On the other hand, Demons spends so long inventing its own circles of hell that it ties itself up in some very convoluted dialogue. Simeon’s (Richard Wilson) talk of St Anselm fighting the demon Gilgamel with the Sword of Righteousness and the Orb of Sanctity brings nothing to mind so much as Jonathan Aitkin’s taking the fight to the Guardian with his sword of truth and his trusty shield of British fair play. And look where that got him. Luke fares rather better when he stops fretting about his character and puts up his fists but to do so reduces him to a common thug. What Demons really needs is a better mix of horror amongst the comedy. There are glimpses of this, most notably in the Mackenzie Crook’s preening Thrip but Zoë Tapper takes it all much too seriously, Saskia Wickham (as Jenny Rutherford) has too little to do and Philip Glenister is working so hard to keep his accent that he forgets to add a comic touch to what should be fairly funny material. Holliday Grainger, who was good in one episode of Merlin, does for Demons what Elisha Cuthbert did for 24. Getting captured in almost every episode, the reason for her Ruby is a hearing of the Kaiser Chiefs’ song. And so it proves, with Luke running to her rescue.

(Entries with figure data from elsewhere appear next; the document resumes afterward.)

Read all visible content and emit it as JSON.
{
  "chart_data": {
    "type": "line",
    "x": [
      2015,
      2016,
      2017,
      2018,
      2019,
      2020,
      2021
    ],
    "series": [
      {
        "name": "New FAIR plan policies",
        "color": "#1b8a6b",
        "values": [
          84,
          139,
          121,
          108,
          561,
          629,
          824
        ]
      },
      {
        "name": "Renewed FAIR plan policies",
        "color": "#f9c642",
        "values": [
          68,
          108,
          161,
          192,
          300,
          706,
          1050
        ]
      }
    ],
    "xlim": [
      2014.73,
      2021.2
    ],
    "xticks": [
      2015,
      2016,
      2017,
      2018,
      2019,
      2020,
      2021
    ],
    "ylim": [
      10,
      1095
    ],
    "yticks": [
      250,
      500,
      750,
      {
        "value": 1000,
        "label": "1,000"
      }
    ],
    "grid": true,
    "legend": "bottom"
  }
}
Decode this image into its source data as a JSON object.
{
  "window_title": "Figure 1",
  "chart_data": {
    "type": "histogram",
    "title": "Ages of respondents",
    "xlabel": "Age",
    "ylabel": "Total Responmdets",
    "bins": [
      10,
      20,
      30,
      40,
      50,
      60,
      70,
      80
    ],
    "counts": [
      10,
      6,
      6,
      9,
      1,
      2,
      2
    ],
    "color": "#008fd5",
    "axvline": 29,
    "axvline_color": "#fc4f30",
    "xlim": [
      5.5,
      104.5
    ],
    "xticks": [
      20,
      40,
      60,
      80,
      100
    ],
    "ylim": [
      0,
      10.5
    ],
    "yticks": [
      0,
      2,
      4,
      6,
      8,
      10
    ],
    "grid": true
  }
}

Producers Capps and Murphy did very much better with Merlin on the BBC, in which they were gifted with great performances from Colin Morgan, Bradley James, Angel Coulby and Katie McGrath. They aren’t quite so gifted with Christian Cooke and Holliday Grainger. But it’s Philip Glenister that lets the show down most. Demons asks the viewer to make several huge leaps into the world of fantasy but never more so than buying into Glenister’s hopeless American accent. Demons? Possibly. Glenister as a yank? I don’t think so.

There are no extras on this release of Demons but the show gets by with its presentation here. The anamorphic picture looks much the same as it did on its broadcast on television but Demons is a lot like Primeval in that its producers seem to have deliberately softened its image either to disguise shortcomings with the CG effects. This is apparent on every episode in this set, with there being a slight but still very unwelcome blur to the picture. Add in a film-like grain that was added during production and Demons falls well short of the likes of Merlin or Robin Hood on DVD. It’s a pity that the producers didn’t try to disguise Glenister’s accent as they did the special effects as it’s often perfectly clear. Demons sounds better than it looks, which may not be saying very much, but at least all Glenister’s talk of types of demons is clear. And, when they aren’t, there are English subtitles.